Mas as tempestades que mal atingem o nível mais baixo da escala de furacões podem causar tantos danos quanto a categoria 5.
Com as mudanças climáticas trazendo tempestades mais fortes e estações de furacões mais violentas, vêm crescendo os alertas para repensarmos nossa forma de avaliação dos furacões.
A escala Saffir-Simpson é amplamente empregada há mais de 50 anos, mas ela apresenta falhas importantes que levam os cientistas a questionar se esta é realmente a melhor solução.
Estão surgindo diversas propostas para aprimorar ou substituir a escala Saffir-Simpson. Com isso, será possível salvar mais vidas, com melhores sistemas de alerta.
O problema da água
Criada no início dos anos 1970 pelo engenheiro civil Herbert Saffir (1917-2007) e pelo meteorologista Robert Simpson (1912-2014), a escala mede a velocidade máxima sustentada dos ventos de uma tempestade. Ela é usada para classificar os furacões em graus de 1 a 5, em que 5 é o mais intenso.
A velocidade do vento é medida por aviões de reconhecimento, conduzidos pela Administração Nacional Oceânica e Atmosférica dos Estados Unidos (Noaa, na sigla em inglês). Elas lançam instrumentos que medem a pressão, a direção e a velocidade do vento enquanto caem em direção ao mar.

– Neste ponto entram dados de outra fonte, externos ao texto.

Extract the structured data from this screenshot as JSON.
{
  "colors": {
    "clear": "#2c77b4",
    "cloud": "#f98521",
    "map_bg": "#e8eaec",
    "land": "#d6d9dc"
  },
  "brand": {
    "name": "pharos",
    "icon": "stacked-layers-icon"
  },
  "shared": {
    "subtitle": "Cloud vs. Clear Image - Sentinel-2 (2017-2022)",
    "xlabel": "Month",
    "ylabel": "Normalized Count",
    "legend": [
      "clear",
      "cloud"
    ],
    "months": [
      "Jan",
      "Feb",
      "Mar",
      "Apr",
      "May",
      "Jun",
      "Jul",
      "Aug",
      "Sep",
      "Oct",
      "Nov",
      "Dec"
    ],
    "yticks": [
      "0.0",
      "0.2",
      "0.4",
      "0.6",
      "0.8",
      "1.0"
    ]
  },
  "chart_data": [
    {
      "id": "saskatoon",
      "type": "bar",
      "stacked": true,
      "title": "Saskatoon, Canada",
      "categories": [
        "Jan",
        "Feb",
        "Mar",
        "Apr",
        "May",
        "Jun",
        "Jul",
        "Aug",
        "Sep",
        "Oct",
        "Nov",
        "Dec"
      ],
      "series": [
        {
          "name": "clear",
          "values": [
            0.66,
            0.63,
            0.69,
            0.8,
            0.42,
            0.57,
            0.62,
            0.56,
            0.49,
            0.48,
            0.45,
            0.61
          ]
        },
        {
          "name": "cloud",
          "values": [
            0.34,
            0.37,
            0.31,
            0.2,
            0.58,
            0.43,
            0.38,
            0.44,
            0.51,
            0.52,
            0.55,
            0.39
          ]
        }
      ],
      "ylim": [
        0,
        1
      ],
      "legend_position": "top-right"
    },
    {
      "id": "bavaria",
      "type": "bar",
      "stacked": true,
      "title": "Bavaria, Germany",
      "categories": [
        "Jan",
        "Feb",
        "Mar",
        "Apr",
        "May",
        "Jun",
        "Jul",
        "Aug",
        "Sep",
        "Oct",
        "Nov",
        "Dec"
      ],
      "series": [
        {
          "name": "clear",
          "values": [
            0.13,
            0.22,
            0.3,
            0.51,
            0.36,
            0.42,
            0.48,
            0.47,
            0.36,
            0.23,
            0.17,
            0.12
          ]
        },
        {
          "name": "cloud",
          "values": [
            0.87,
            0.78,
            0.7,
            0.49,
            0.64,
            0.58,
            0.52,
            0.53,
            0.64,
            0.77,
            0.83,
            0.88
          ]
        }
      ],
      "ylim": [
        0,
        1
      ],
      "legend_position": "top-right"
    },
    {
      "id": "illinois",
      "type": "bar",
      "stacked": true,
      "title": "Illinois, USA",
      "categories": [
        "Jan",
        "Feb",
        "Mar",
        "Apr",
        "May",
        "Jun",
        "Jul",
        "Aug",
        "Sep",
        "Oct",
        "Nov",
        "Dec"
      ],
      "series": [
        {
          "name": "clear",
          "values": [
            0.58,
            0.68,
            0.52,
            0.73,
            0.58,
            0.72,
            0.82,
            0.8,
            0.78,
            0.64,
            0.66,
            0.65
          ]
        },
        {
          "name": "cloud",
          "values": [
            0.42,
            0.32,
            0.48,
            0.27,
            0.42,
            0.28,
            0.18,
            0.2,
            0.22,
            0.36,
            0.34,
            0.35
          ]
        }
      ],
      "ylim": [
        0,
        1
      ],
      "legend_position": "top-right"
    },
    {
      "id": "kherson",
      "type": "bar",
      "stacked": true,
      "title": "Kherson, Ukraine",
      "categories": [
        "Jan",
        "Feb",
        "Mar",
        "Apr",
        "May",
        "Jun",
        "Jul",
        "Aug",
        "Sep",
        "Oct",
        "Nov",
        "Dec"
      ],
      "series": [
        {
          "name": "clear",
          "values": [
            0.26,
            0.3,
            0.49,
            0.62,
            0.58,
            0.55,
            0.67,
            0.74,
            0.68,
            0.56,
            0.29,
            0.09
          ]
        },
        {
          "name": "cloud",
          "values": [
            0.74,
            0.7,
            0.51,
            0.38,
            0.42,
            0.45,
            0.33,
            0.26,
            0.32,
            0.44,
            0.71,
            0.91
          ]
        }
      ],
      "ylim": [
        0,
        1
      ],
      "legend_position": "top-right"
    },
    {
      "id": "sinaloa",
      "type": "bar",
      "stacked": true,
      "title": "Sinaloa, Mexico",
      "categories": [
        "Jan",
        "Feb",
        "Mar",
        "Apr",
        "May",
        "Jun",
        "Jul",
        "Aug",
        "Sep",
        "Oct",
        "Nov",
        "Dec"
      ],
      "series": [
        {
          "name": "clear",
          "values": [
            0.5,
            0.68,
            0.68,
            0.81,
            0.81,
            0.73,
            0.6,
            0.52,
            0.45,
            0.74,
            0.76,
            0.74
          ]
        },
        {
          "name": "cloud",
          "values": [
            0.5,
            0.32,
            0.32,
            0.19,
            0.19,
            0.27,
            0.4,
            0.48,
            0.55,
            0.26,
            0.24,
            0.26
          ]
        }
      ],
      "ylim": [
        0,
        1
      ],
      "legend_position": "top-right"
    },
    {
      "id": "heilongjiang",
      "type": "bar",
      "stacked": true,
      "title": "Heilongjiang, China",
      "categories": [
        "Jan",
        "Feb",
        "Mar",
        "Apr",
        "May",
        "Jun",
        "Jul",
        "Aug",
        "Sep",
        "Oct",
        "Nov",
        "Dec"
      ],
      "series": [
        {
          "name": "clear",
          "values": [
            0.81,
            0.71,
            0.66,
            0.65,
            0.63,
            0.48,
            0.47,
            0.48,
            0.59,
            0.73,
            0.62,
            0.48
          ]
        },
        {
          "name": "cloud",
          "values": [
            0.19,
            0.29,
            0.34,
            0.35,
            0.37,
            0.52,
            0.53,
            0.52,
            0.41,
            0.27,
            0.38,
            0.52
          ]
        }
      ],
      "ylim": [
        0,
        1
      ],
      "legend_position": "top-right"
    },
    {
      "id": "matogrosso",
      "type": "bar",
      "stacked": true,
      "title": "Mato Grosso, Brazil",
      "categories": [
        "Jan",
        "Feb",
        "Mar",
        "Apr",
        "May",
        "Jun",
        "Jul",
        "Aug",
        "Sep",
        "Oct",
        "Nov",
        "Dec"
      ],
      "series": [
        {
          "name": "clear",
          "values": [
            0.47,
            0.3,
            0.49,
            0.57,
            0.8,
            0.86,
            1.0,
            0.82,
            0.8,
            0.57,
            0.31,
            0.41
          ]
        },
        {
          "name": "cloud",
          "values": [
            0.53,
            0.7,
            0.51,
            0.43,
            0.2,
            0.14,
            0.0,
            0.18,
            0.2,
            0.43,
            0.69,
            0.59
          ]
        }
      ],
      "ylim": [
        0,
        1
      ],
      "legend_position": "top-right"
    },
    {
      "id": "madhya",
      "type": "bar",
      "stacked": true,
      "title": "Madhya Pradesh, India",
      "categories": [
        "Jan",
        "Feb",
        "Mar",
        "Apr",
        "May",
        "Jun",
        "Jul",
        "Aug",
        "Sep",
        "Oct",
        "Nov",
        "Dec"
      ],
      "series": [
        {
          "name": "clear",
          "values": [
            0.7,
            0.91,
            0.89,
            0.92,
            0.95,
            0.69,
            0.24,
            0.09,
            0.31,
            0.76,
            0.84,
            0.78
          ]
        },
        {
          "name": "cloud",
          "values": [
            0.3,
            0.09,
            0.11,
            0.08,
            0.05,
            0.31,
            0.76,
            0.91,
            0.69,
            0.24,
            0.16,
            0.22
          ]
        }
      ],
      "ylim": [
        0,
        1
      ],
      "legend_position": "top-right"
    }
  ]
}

Mas a escala Saffir-Simpson não leva em consideração outros impactos causados pelos furacões, como a maré de tempestade, as fortes chuvas ou as inundações. E a ameaça mais mortal causada pelos furacões vem da água, não do vento.
Na verdade, 90% das mortes relacionadas a furacões em todo o mundo são causadas por afogamento, seja pela maré de tempestade ou pelas enchentes causadas pelas chuvas extremas, segundo o Centro Climático da Universidade Estadual da Flórida, nos Estados Unidos.
“A escala Saffir-Simpson é inadequada”, afirma o cientista Michael Wehner, do Laboratório Nacional Lawrence Berkeley, na Califórnia (Estados Unidos). Wehner é especializado nas mudanças de comportamento dos eventos climáticos extremos.
“A questão é que a escala é simplesmente uma medida da maior velocidade dos ventos em qualquer ponto da tempestade”, explica ele. “Mas a maior parte dos danos é causada pela água, não pelo vento.”
Alguns dos furacões que causaram mais prejuízos até hoje —como o Sandy— eram tempestades categoria 1, com velocidades do vento relativamente baixas. Mas essas tempestades, às vezes, podem causar sérias inundações no litoral.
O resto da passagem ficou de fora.